Hacker News new | ask | show | jobs
by Jcampuzano2 1513 days ago
This is categorically false. If you want to update props in a stateful component it is exactly the same - just pass new props.

If you instead are talking about syncing props with state, there are ways to do this as well without changing the key, but this is considered an anti-pattern in the first place.

This sounds more like bashing react without even knowing it very well in the first place.

2 comments

> This is categorically false. If you want to update props in a stateful component it is exactly the same - just pass new props.

https://reactjs.org/blog/2018/06/07/you-probably-dont-need-d...

This whole article is about an edge case where components have an internal "draft" state and an external "final" state, where both represent the exact same thing, and you want internal state to change when props change. This, in itself, would be an anti-pattern in any kind of programming, reactive or not.

What the author is trying to convey is that using getDerivedStateFromProps is not the best idea, and there are two simpler ways of doing it. The first solution (only keeping the state in one place) is the better one.

About the solution you're repeating all over the thread, anyone using React will notice that the "key" change solution you're talking about only works for trivial cases: it doesn't work in practice if you have more internal state in the component. It does work perfectly fine if you only have one single piece of internal data.

This is of course a past worry. All this is much simpler to solve by using Hooks.

But the important lesson here is maybe that one shouldn't judge whole Frameworks by advanced articles about edge cases written 4 years ago that require more experience with the framework than you have.

Nothing has changed in the last 4 years. Any time you have props and state, updating props is best done by replacing the component by changing the key. If you think hooks has fixed this, you are welcome to point to an article or code that demonstrates that.

All of this complexity is completely unwarranted, which is the point of the article at the subject of this thread. You can do it with simple vanilla js and it is easier. Javascript developers tend to buy into frameworks too easily without realizing the framework is making some things more complicated than without any framework.

> Any time you have props and state, updating props is best done by replacing the component by changing the key

No, it isn't. This is a ludicrous statement.

Replacing the key will RESET the internal state of children objects. Meaning you can't use this workaround for any component that has any kind of internal state does not come from props.

See for yourself: https://codesandbox.io/s/compassionate-williamson-qezsw5?fil...

On the other hand, it is completely trivial to update props that don't affect internal state. This article is only about updating props that affect internal state of components that don't have any other internal state.

> All of this complexity is completely unwarranted

No. All of this complexity you're complaining about exists for one very specific edge case, and this edge case exists in non-reactive frameworks too. You're just extrapolating the complexity of one single edge case to the whole framework.

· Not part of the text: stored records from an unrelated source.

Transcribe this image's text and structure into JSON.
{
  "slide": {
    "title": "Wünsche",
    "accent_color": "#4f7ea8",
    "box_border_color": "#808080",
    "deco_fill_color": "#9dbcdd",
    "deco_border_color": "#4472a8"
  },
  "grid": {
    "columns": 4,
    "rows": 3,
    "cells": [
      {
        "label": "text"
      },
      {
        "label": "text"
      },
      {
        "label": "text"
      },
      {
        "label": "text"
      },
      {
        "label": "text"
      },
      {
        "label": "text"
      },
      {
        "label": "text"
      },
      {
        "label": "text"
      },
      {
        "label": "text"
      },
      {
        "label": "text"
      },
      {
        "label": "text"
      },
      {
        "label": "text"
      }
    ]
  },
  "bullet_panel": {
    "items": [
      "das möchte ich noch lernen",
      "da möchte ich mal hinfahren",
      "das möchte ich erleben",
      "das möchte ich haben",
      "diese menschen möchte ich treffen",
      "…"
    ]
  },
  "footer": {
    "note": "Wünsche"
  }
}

If you pass new props, it swaps out the whole instance of the element in the document. Probably.
What's more, if you want it to only do this when passed new props and not at other times, you have to use things like React.memo:

"If your component renders the same result given the same props, you can wrap it in a call to React.memo for a performance boost in some cases by memoizing the result. This means that React will skip rendering the component, and reuse the last rendered result."

https://reactjs.org/docs/react-api.html#reactmemo

But it doesn't do this is my whole point. React will not blow away the entire DOM in the document even if props change.

It will correctly keep your scroll position, caret position, etc. if you use React the way it's intended to be used, which is very easy to do and learn. Of course if you use the `key` prop to blow away the entire DOM with every change all these benefits are lost, but thats not react's fault, its your own.